Jika dijadikan sebagai kerangka berpikir, bentuknya kira-kira seperti ini:

Tidak ada proses dialektika, hanya sampai ke argumentasi. Argumen ini, jika diumpamakan sebagai benda, hanyalah sebuah atom yang memiliki energi lemah, karena tidak mengalami tumbukan dengan atom (argumen) lainnya.

Sekarang, kita coba rangkai argumen yang lebih kuat. Persentil gol dan asis Odegaard terletak di angka 63 dan 55. Odegaard adalah pemain. Semua pemain yang mencapai angka 63 dan 55 adalah pemain yang pas-pasan dalam mencetak gol dan asis. Semua pemain yang pas-pasan dalam mencetak gol dan asis adalah pemain yang jelek. Maka, argumen pertama adalah Odegaard merupakan pemain yang jelek.

Sekarang, kita coba rangkai antitesisnya. Odegaard adalah pemain. Semua pemain yang mencapai angka 63 dan 55 adalah pemain yang pas-pasan dalam mencetak gol dan asis. Sebagian pemain yang pas-pasan dalam mencetak gol dan asis adalah pemain yang terakhir menggiring bola di final third. Semua pemain yang terakhir menggiring bola di final third adalah pemain yang bagus. Odegaard adalah pemain yang bagus.

Kedua argumen ini saling bertabrakan dan menciptakan premis baru. Karena antitesis lebih kuat dari tesis (antitesis memiliki 5 tesis yang valid secara logika, sedangkan tesis hanya satu), antitesis menjaga kebertahanan mereka, dan argumen mulai berubah sifat mendekati “Odegaard adalah pemain yang bagus.” Anggap saja seperti bola padat yang tenggelam di dalam air di dalam baskom. Bola padat memiliki struktur atom lebih banyak dan rapat, sedangkan air memiliki struktur atom yang lebih sedikit dan renggang. Air tersebut akan buyar oleh bola padat, yang menembus kerenggangan air tersebut sampai ke dasar baskom.
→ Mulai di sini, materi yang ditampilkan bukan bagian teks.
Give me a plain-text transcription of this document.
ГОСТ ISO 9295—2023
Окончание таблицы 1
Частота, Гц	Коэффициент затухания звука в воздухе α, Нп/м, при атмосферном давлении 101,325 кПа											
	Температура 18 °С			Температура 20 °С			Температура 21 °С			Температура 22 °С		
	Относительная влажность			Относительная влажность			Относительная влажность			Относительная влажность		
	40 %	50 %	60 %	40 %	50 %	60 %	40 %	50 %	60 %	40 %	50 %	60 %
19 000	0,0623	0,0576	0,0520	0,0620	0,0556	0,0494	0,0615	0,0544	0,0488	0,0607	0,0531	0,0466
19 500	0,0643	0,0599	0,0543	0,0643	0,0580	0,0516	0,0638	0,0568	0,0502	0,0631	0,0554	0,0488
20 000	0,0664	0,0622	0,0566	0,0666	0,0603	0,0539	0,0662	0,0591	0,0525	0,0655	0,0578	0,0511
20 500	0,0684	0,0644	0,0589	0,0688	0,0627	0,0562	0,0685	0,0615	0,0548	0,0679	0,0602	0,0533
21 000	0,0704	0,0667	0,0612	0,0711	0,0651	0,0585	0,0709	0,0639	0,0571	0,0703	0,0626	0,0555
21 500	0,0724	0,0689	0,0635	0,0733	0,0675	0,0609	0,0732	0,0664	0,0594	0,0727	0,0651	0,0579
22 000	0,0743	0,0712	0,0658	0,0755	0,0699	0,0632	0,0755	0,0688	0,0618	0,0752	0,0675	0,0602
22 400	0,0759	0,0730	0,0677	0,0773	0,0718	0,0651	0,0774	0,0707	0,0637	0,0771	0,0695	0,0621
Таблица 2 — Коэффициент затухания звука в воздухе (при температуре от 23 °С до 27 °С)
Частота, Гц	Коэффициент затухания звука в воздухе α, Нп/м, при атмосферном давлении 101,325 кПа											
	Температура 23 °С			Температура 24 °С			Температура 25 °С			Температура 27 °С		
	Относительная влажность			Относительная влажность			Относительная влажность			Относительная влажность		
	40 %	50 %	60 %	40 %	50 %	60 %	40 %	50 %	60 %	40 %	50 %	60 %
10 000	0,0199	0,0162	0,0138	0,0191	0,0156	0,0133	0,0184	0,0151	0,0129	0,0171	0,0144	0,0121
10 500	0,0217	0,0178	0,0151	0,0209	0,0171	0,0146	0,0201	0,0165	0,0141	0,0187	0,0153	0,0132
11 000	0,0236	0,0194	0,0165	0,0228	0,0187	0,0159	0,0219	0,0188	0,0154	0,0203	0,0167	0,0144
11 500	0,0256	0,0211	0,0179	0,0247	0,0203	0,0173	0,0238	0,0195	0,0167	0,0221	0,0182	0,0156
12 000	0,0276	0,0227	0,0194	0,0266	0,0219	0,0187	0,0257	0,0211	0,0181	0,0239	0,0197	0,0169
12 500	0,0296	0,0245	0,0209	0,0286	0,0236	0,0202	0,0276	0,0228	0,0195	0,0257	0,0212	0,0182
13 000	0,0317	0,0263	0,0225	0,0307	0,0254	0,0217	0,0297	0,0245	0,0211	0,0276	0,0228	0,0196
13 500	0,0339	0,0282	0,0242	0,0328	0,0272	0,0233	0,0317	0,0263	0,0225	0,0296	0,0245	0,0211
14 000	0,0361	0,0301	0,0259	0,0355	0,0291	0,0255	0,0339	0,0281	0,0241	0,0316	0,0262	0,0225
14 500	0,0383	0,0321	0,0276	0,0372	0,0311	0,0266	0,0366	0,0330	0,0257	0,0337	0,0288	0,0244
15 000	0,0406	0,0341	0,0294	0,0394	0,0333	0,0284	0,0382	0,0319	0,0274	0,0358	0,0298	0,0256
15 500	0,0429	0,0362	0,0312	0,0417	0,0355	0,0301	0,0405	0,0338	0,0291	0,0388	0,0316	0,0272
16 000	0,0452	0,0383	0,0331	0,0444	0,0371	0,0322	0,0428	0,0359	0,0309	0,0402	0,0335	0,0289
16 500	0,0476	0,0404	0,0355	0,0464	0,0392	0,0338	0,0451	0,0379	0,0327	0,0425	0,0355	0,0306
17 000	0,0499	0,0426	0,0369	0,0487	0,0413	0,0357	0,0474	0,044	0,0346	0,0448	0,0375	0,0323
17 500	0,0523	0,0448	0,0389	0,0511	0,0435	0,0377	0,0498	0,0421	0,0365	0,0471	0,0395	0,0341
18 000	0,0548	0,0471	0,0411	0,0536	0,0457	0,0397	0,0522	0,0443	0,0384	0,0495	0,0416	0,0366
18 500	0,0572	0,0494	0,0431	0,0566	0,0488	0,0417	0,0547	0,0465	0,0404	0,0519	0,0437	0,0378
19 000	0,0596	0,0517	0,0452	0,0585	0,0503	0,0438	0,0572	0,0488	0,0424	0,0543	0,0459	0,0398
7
Bola padat menjaga sifatnya, dan air menjadi buyar.

Epilog: Takhayul

Contoh di atas merupakan contoh yang disederhanakan. Terdapat bukti-bukti lain yang dapat membentuk argumen bahwa Odegaard merupakan pemain yang baik atau buruk. Namun, hal ini tidak dapat mengalihkan kita dari implikasi besar yang diberikan oleh proses tersebut. Kita bisa melihat contoh sederhananya dalam transfer Ciro Alves menuju Persib. Ciro mencetak 20 gol dan 7 asis di Persikabo. Akan tetapi, Ciro lebih sering mencetak gol melawan tim lemah, mempunyai xG gol yang kecil, serta terkadang merusak struktur penyerangan Persikabo. Kita tidak bisa langsung menghubungkan gol dan asis pemain dengan kehebatan atau kejelekan pemain.

Jika seseorang langsung mengaitkan statistik dengan kejelekan atau kehebatan pemain, tanpa melalui proses logika dan dialektika yang diulang berkali-kali hingga jumlah tak hingga, kejelekan atau kehebatan pemain tersebut hampir sejajar kodratnya dengan takhayul, layaknya pawang hujan yang menyebabkan berhentinya hujan. Dan pada akhirnya, 76 tahun setelah kita merdeka, Indonesia masih terpengaruh oleh pikirannya yang terjajah, terutama di sepak bola.